When she was just starting out as a writer, Celeste Ng says there was an idea that there could only be one popular Asian American author.
“There was Amy Tan, and if anyone else was going to come in, it was going to be to displace her,” said Ng. “I do not want to replace her, I would like there to be more.”
Ng, 38, author of the bestselling novel “Little Fires Everywhere,” sat down with “Good Morning America” Weekend Anchor Eva Pilgrim in honor of Asian Pacific American Heritage Month to talk about the unique perspective being Asian American gives her as a writer, and the challenges that come with it.

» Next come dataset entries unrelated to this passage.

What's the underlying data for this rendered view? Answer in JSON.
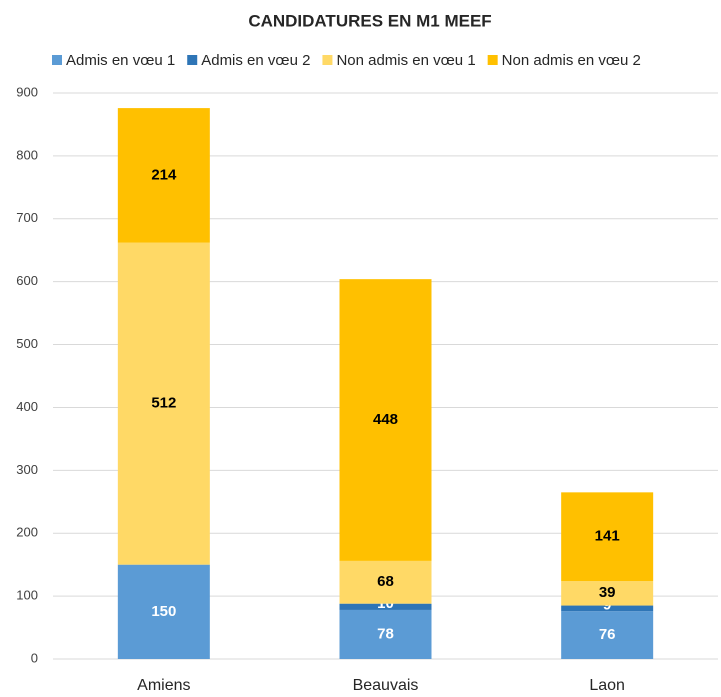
{
  "chart_data": {
    "type": "stacked_bar",
    "title": "CANDIDATURES EN M1 MEEF",
    "categories": [
      "Amiens",
      "Beauvais",
      "Laon"
    ],
    "series": [
      {
        "name": "Admis en vœu 1",
        "color": "#5b9bd5",
        "values": [
          150,
          78,
          76
        ]
      },
      {
        "name": "Admis en vœu 2",
        "color": "#2e75b6",
        "values": [
          null,
          10,
          9
        ]
      },
      {
        "name": "Non admis en vœu 1",
        "color": "#ffd966",
        "values": [
          512,
          68,
          39
        ]
      },
      {
        "name": "Non admis en vœu 2",
        "color": "#ffc000",
        "values": [
          214,
          448,
          141
        ]
      }
    ],
    "ylim": [
      0,
      900
    ],
    "yticks": [
      0,
      100,
      200,
      300,
      400,
      500,
      600,
      700,
      800,
      900
    ],
    "grid": true,
    "legend": "top"
  }
}
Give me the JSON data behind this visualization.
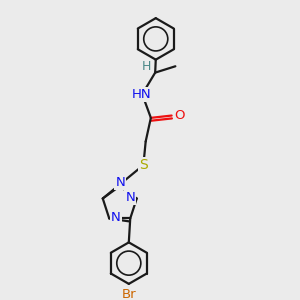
{
  "background_color": "#ebebeb",
  "bond_color": "#1a1a1a",
  "atom_colors": {
    "N": "#1010ee",
    "O": "#ee1010",
    "S": "#aaaa00",
    "Br": "#cc6600",
    "H": "#4a8888",
    "C": "#1a1a1a"
  },
  "figsize": [
    3.0,
    3.0
  ],
  "dpi": 100,
  "xlim": [
    0,
    10
  ],
  "ylim": [
    0,
    10
  ],
  "lw": 1.6,
  "fs": 9.5
}
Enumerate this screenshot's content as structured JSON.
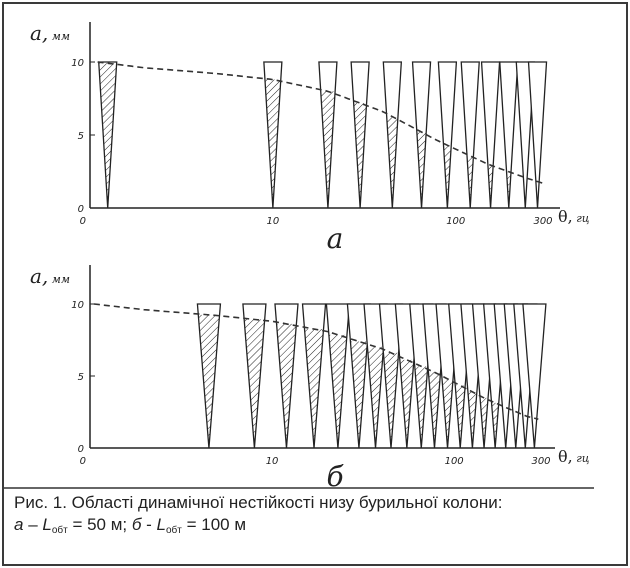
{
  "chart_data": [
    {
      "type": "line",
      "panel_label": "а",
      "ylabel_symbol": "a,",
      "ylabel_unit": "мм",
      "xlabel_symbol": "θ,",
      "xlabel_unit": "гц",
      "x_scale": "log",
      "xlim": [
        1,
        300
      ],
      "ylim": [
        0,
        10
      ],
      "y_ticks": [
        "0",
        "5",
        "10"
      ],
      "x_ticks": [
        {
          "value": 1,
          "label": "0"
        },
        {
          "value": 10,
          "label": "10"
        },
        {
          "value": 100,
          "label": "100"
        },
        {
          "value": 300,
          "label": "300"
        }
      ],
      "instability_regions": [
        {
          "center": 1.25,
          "hatched": true
        },
        {
          "center": 10,
          "hatched": true
        },
        {
          "center": 20,
          "hatched": true
        },
        {
          "center": 30,
          "hatched": true
        },
        {
          "center": 45,
          "hatched": true
        },
        {
          "center": 65,
          "hatched": true
        },
        {
          "center": 90,
          "hatched": true
        },
        {
          "center": 120,
          "hatched": true
        },
        {
          "center": 155,
          "hatched": true
        },
        {
          "center": 195,
          "hatched": true
        },
        {
          "center": 240,
          "hatched": false
        },
        {
          "center": 280,
          "hatched": false
        }
      ],
      "series": [
        {
          "style": "dashed",
          "x": [
            1.1,
            2,
            5,
            10,
            20,
            40,
            80,
            150,
            250,
            300
          ],
          "y": [
            10,
            9.6,
            9.2,
            8.8,
            8.0,
            6.6,
            4.6,
            3.0,
            2.0,
            1.7
          ]
        }
      ]
    },
    {
      "type": "line",
      "panel_label": "б",
      "ylabel_symbol": "a,",
      "ylabel_unit": "мм",
      "xlabel_symbol": "θ,",
      "xlabel_unit": "гц",
      "x_scale": "log",
      "xlim": [
        1,
        300
      ],
      "ylim": [
        0,
        10
      ],
      "y_ticks": [
        "0",
        "5",
        "10"
      ],
      "x_ticks": [
        {
          "value": 1,
          "label": "0"
        },
        {
          "value": 10,
          "label": "10"
        },
        {
          "value": 100,
          "label": "100"
        },
        {
          "value": 300,
          "label": "300"
        }
      ],
      "instability_regions": [
        {
          "center": 4.5,
          "hatched": true
        },
        {
          "center": 8,
          "hatched": true
        },
        {
          "center": 12,
          "hatched": true
        },
        {
          "center": 17,
          "hatched": true
        },
        {
          "center": 23,
          "hatched": true
        },
        {
          "center": 30,
          "hatched": true
        },
        {
          "center": 37,
          "hatched": true
        },
        {
          "center": 45,
          "hatched": true
        },
        {
          "center": 55,
          "hatched": true
        },
        {
          "center": 66,
          "hatched": true
        },
        {
          "center": 78,
          "hatched": true
        },
        {
          "center": 92,
          "hatched": true
        },
        {
          "center": 108,
          "hatched": true
        },
        {
          "center": 126,
          "hatched": true
        },
        {
          "center": 146,
          "hatched": true
        },
        {
          "center": 168,
          "hatched": true
        },
        {
          "center": 192,
          "hatched": false
        },
        {
          "center": 218,
          "hatched": false
        },
        {
          "center": 246,
          "hatched": false
        },
        {
          "center": 276,
          "hatched": false
        }
      ],
      "series": [
        {
          "style": "dashed",
          "x": [
            1.05,
            2,
            5,
            10,
            20,
            40,
            80,
            150,
            250,
            290
          ],
          "y": [
            10,
            9.6,
            9.2,
            8.8,
            8.1,
            6.9,
            5.2,
            3.4,
            2.2,
            2.0
          ]
        }
      ]
    }
  ],
  "caption": {
    "line1": "Рис. 1. Області динамічної нестійкості низу бурильної колони:",
    "a_letter": "а",
    "dash1": " – ",
    "L1": "L",
    "sub1": "обт",
    "eq1": " = 50 м; ",
    "b_letter": "б",
    "dash2": " - ",
    "L2": "L",
    "sub2": "обт",
    "eq2": " = 100 м"
  }
}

“When I was growing up, there were not a ton of Asian American writers, but there are more now,” said Ng.
Her father, a NASA physicist, and her mother, a research chemist, emigrated from Hong Kong in 1968 and settled in Shaker Heights, Ohio, the setting of “Little Fires Everywhere.”

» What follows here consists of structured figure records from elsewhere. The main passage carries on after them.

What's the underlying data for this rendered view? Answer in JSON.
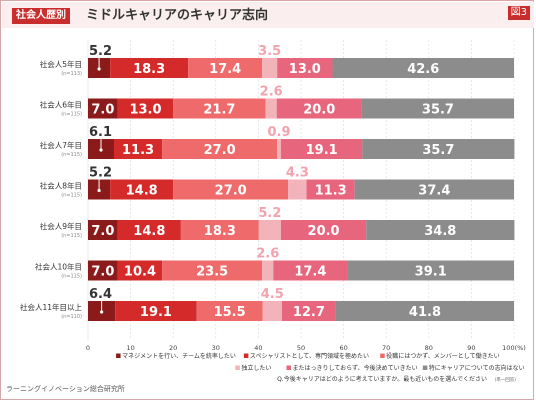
{
  "header": {
    "tag": "社会人歴別",
    "title": "ミドルキャリアのキャリア志向",
    "figure_label": "図3"
  },
  "source": "ラーニングイノベーション総合研究所",
  "chart_data": {
    "type": "bar",
    "orientation": "horizontal",
    "stacked": true,
    "categories": [
      "社会人5年目",
      "社会人6年目",
      "社会人7年目",
      "社会人8年目",
      "社会人9年目",
      "社会人10年目",
      "社会人11年目以上"
    ],
    "sample_sizes": [
      "(n=113)",
      "(n=115)",
      "(n=115)",
      "(n=115)",
      "(n=115)",
      "(n=115)",
      "(n=110)"
    ],
    "series": [
      {
        "name": "マネジメントを行い、チームを統率したい",
        "color": "#8b1a1a",
        "values": [
          5.2,
          7.0,
          6.1,
          5.2,
          7.0,
          7.0,
          6.4
        ]
      },
      {
        "name": "スペシャリストとして、専門領域を極めたい",
        "color": "#d42a2a",
        "values": [
          18.3,
          13.0,
          11.3,
          14.8,
          14.8,
          10.4,
          19.1
        ]
      },
      {
        "name": "役職にはつかず、メンバーとして働きたい",
        "color": "#ef6a6a",
        "values": [
          17.4,
          21.7,
          27.0,
          27.0,
          18.3,
          23.5,
          15.5
        ]
      },
      {
        "name": "独立したい",
        "color": "#f2b3bb",
        "values": [
          3.5,
          2.6,
          0.9,
          4.3,
          5.2,
          2.6,
          4.5
        ]
      },
      {
        "name": "またはっきりしておらず、今後決めていきたい",
        "color": "#e8657e",
        "values": [
          13.0,
          20.0,
          19.1,
          11.3,
          20.0,
          17.4,
          12.7
        ]
      },
      {
        "name": "特にキャリアについての志向はない",
        "color": "#8c8c8c",
        "values": [
          42.6,
          35.7,
          35.7,
          37.4,
          34.8,
          39.1,
          41.8
        ]
      }
    ],
    "xlim": [
      0,
      100
    ],
    "x_ticks": [
      "0",
      "10",
      "20",
      "30",
      "40",
      "50",
      "60",
      "70",
      "80",
      "90",
      "100(%)"
    ],
    "question": "Q.今後キャリアはどのように考えていますか。最も近いものを選んでください",
    "question_note": "(単一回答)"
  }
}
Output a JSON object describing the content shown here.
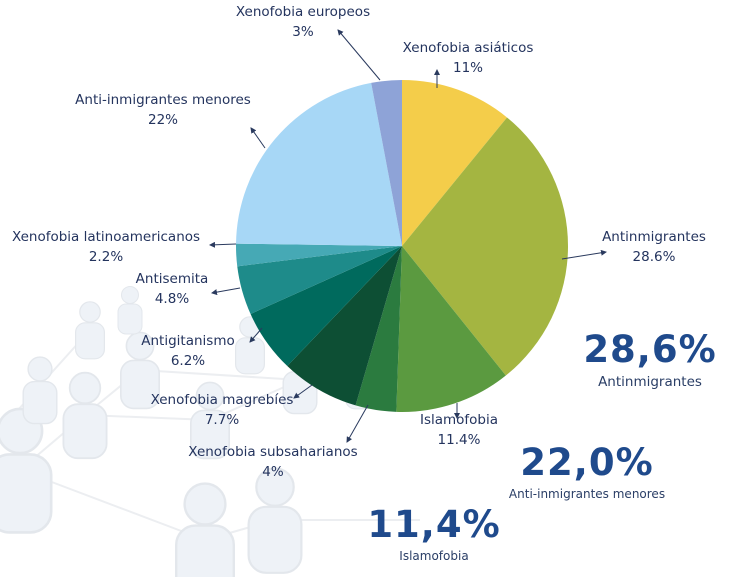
{
  "chart_data": {
    "type": "pie",
    "slices": [
      {
        "label": "Xenofobia asiáticos",
        "value": 11,
        "value_label": "11%",
        "color": "#f4cd4a"
      },
      {
        "label": "Antinmigrantes",
        "value": 28.6,
        "value_label": "28.6%",
        "color": "#a4b541"
      },
      {
        "label": "Islamofobia",
        "value": 11.4,
        "value_label": "11.4%",
        "color": "#5b9a40"
      },
      {
        "label": "Xenofobia subsaharianos",
        "value": 4,
        "value_label": "4%",
        "color": "#2b7b3f"
      },
      {
        "label": "Xenofobia magrebíes",
        "value": 7.7,
        "value_label": "7.7%",
        "color": "#0d4f34"
      },
      {
        "label": "Antigitanismo",
        "value": 6.2,
        "value_label": "6.2%",
        "color": "#006a5d"
      },
      {
        "label": "Antisemita",
        "value": 4.8,
        "value_label": "4.8%",
        "color": "#1e8b8a"
      },
      {
        "label": "Xenofobia latinoamericanos",
        "value": 2.2,
        "value_label": "2.2%",
        "color": "#46a9b5"
      },
      {
        "label": "Anti-inmigrantes menores",
        "value": 22,
        "value_label": "22%",
        "color": "#a7d7f6"
      },
      {
        "label": "Xenofobia europeos",
        "value": 3,
        "value_label": "3%",
        "color": "#8ea3d7"
      }
    ],
    "start": "top",
    "direction": "clockwise"
  },
  "highlights": [
    {
      "value": "28,6%",
      "label": "Antinmigrantes"
    },
    {
      "value": "22,0%",
      "label": "Anti-inmigrantes menores"
    },
    {
      "value": "11,4%",
      "label": "Islamofobia"
    }
  ],
  "colors": {
    "text": "#24345e",
    "highlight": "#1f4a8c",
    "background_figures": "#eef2f7"
  }
}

Ng said she’s grateful that her parents gave her the space to go into writing, even though they knew it was a risk.
“They allowed me to go into the arts,” said Ng. “I was able to imagine myself doing different things and now it means a lot to me when young Asian writers tell me, ‘I didn’t know it was OK to do this.’”
She now lives in Cambridge, Massachusetts, with her husband and eight-year-old son.
“My husband is a tall white dude. We’ve always gotten along, but the way we expect the world to work is very different,” Ng said. "He thinks the world will give him the benefit of the doubt."
She went on to talk about the different backgrounds and privileges people carry with them, and how it informs the way they interact with the world. For Ng, fiction is a way to explore the “biases you live life with and don’t realize you have.”
“I don’t think fiction is a place to get answers, but hopefully what it does is ask questions,” she said.
“Little Fires Everywhere” has been on the New York Times bestseller list for 48 weeks. It is being made into a Hulu series, starring Reese Witherspoon and Kerry Washington.